I want to explain further why food is so expensive in South Sudan.  It is an issue of food insecurity and a lack of infrastructure.

People do not want to grow crops because chances are that someone will come along and steal the fruits of their labor.  This includes the military and police forces because they still need to come to an understanding that their function is to protect people and not to benefit from people. 

There are also very few miles of road in South Sudan and during the rainy season most of those miles are impassable because of the muddy road conditions.  Therefore crops that are grown, if there is excess that might have gone to market to help feed other people, rot where they are.

Food must be imported from Kenya, Ethiopia or Uganda.  It is brought up the Nile River or, sometimes, flown into Malakal.  This makes is very expensive. 

I am seeing the imprint of what has become known as Toxic Charity on Africa.  One manifestation of that in Ethiopia is that local Ethiopian people literally beg from white people school tuition fees for their children.  The school system in Ethiopia, as in most African countries, is very poor.  People want to send their children to private schools in order to obtain a good education for them and launch them into their lives with the ability to make a good living.  One of the problems I see with education being financed by foreigners in this way is that the Ethiopian, or the South Sudanese, or the South African, people are not rising up and demanding that the governments provide a good education within the public schooling system. 

Well meaning people are helping to keep a broken system in place.
Blessings,
Debbie


September 2, 2013

I sat with a Chinese man at the South Sudan Embassy office last week when we were both applying for visas into South Sudan.  We were going into the country for very different reasons and at the same time we had a very enjoyable conversation.  His English was excellent and I have lived in Nanjing so there was a good basis for that conversation.

One of the many things that we discussed was colonialization.  He felt that first the Dutch, then the English and then the United States had conquered the world.  Both of us agreed with the assessment that many of the world’s problems can be laid at the doorstep of the British. 

He said something from his unique Chinese perspective that I found intriguing.  I also admired him for saying it as in my time in China, Chinese people are very rarely critical of their own history or their country.  He said that in two thousand years that his own people had been a part of the blood thirst and murdering that comes with colonialization.  Chinese civilization began as a very small area of land and over the course of that two thousand years people groups were conquered and absorbed and China grew into the country that it is today.

Moving on from that particular conversation one of the things I gave thought to this week was the costs of imported goods.  I had found cheap and sweet, ripe Golden Delicious apples in Pretoria.  I found GD apples here in Addis Ababa for about twice the cost.  I was told that they are imported and that accounts for the cost.  That gave rise to the realization that apples must be grown in South Africa and although I was told that Ethiopia does grow some apples, the particular ones that I was eyeing were apparently not home grown. 

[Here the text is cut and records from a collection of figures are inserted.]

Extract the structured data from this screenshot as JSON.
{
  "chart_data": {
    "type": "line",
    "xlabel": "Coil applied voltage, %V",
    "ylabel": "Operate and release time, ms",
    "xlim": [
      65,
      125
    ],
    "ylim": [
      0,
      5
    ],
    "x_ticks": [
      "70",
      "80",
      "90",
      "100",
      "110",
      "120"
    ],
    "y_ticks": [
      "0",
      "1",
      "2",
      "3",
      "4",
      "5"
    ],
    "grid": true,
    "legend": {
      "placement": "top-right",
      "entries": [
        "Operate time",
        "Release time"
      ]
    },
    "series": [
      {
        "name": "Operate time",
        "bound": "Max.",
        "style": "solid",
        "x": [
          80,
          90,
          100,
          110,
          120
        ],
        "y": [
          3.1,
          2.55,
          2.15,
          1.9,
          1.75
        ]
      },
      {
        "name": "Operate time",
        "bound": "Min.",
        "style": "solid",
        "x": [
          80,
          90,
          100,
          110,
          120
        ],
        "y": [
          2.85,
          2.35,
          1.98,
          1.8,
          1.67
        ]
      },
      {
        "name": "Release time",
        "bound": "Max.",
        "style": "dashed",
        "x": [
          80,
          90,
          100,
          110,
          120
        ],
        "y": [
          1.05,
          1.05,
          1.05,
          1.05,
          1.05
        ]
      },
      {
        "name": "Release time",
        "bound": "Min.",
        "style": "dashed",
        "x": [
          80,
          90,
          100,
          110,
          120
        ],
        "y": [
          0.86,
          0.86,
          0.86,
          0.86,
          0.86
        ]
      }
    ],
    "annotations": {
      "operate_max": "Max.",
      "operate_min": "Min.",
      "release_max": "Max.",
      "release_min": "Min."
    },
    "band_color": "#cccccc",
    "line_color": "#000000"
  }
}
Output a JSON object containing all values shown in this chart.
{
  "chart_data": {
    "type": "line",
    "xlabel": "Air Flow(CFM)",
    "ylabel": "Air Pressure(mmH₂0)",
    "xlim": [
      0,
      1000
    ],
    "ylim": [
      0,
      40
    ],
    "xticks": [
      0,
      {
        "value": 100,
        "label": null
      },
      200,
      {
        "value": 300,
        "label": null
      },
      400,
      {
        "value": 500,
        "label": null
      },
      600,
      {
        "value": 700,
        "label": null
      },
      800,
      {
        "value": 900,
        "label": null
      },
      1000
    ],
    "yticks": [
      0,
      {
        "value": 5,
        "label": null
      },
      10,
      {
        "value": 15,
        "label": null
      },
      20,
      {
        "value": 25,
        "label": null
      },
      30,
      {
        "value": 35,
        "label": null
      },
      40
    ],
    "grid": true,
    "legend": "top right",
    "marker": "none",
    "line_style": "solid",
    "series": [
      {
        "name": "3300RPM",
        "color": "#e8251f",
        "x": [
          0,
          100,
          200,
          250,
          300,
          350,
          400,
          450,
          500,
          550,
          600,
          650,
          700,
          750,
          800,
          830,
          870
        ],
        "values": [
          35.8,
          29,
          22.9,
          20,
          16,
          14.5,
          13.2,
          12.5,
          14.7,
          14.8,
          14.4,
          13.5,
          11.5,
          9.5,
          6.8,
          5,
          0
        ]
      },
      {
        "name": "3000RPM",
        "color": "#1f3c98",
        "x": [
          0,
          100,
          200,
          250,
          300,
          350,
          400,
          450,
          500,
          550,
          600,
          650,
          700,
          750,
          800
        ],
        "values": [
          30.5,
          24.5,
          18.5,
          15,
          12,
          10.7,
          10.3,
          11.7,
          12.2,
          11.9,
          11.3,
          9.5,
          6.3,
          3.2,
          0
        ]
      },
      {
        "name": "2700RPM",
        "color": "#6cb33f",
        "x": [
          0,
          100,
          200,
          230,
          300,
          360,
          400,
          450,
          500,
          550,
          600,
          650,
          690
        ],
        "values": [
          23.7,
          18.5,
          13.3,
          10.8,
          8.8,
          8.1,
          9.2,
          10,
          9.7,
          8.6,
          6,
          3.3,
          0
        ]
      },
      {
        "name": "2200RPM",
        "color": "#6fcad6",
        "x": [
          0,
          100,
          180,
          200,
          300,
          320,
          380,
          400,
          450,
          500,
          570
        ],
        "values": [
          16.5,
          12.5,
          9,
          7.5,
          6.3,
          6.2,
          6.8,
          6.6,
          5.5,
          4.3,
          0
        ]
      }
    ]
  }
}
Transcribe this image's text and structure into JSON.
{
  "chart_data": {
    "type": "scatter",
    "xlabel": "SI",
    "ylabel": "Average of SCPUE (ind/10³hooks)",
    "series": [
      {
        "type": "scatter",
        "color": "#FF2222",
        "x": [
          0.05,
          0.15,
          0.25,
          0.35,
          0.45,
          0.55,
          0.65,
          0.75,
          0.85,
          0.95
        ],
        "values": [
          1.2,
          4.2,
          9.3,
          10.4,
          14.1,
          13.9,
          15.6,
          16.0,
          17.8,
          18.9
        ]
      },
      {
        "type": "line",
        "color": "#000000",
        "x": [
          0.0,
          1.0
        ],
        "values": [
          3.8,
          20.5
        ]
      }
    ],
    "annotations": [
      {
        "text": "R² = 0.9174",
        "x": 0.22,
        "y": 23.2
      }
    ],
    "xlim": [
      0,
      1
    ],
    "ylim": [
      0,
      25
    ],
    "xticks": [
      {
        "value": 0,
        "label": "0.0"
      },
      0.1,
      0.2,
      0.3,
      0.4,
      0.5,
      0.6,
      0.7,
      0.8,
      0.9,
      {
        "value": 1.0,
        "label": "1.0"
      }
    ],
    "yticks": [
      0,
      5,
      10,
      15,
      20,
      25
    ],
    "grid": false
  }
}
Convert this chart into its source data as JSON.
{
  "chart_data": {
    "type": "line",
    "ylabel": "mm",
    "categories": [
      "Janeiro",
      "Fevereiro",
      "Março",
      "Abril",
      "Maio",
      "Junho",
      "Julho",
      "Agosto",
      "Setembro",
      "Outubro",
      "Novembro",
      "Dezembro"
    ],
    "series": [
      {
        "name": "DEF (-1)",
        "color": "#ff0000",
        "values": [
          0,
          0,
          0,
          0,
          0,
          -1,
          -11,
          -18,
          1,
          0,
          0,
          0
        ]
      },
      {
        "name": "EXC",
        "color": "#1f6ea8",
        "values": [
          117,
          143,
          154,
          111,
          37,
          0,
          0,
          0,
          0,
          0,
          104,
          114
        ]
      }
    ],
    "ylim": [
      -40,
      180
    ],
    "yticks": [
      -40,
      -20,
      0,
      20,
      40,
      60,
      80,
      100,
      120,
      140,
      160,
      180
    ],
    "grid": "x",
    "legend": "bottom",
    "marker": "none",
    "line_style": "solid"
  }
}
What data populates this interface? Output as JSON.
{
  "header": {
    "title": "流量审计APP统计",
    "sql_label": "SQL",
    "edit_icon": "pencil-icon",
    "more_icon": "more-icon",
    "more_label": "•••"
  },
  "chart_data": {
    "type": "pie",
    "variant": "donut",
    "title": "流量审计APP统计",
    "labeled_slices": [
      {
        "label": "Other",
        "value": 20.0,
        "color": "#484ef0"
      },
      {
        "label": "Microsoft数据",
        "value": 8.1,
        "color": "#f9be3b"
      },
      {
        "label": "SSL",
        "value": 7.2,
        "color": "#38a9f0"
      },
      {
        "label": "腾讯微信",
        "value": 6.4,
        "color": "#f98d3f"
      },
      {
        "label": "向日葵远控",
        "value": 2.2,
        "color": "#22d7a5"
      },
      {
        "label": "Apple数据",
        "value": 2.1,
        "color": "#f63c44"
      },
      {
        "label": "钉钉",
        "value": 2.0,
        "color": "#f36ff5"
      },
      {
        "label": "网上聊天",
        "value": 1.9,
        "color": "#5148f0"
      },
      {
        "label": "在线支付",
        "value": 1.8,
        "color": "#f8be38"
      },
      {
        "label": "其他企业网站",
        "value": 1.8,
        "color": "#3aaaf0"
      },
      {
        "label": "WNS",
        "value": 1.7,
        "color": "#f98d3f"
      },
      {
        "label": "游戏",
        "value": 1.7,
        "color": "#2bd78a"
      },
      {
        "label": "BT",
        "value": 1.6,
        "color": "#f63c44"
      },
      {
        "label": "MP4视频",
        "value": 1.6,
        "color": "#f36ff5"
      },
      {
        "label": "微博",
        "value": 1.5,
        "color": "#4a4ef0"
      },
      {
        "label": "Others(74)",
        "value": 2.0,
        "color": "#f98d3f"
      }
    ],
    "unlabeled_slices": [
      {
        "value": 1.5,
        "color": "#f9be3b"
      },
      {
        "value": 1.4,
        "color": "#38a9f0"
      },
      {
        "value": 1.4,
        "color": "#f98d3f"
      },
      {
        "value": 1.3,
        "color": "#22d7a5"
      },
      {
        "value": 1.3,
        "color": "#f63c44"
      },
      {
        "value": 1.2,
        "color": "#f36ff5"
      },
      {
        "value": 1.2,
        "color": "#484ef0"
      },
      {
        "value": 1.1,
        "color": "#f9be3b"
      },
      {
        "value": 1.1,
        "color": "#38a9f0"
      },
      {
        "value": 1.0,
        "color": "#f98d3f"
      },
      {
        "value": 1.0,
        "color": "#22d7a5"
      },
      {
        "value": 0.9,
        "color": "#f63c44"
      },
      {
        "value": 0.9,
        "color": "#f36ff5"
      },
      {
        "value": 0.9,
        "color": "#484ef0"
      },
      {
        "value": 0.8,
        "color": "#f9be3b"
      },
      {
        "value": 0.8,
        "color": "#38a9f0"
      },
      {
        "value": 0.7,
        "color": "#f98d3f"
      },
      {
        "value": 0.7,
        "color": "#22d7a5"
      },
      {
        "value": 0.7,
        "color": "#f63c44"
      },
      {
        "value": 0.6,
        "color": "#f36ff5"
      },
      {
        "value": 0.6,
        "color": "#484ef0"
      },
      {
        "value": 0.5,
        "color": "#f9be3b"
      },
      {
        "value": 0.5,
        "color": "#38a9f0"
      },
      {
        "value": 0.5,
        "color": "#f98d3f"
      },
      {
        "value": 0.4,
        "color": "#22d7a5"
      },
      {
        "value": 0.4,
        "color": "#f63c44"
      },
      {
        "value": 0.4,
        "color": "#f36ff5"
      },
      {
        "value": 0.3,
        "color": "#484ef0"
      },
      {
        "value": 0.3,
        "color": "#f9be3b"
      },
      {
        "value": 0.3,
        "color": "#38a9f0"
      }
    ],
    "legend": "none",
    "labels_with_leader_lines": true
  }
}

Now, I thought about the fact that we have imported food in the United States.  I know that this is true because say in the Seattle area, we will have food that is “out of season”.  Often times these foods will come from a Latin America country and what I have noticed is that usually they are fairly cheap.  This gave rise to the thought that probably the difference in the costs of the imported goods in Africa and in the United States has to do with treaties.  I have often heard it said in social justice circles that Fair Trade agreements are not so fair to the people who are pawns in the government games of tariffs and subsidized food goods, etc.,  going across international borders.  I am also aware that most food in South Sudan is imported and it is very, very expensive.

There is also the problem of foods that are subsidized by governments that can be sold very cheaply going into countries where the indigenous people are trying to earn a living by selling their home grown crops.  When they cannot compete with the prices of the cheap imports there is another initiative towards independence that is thwarted.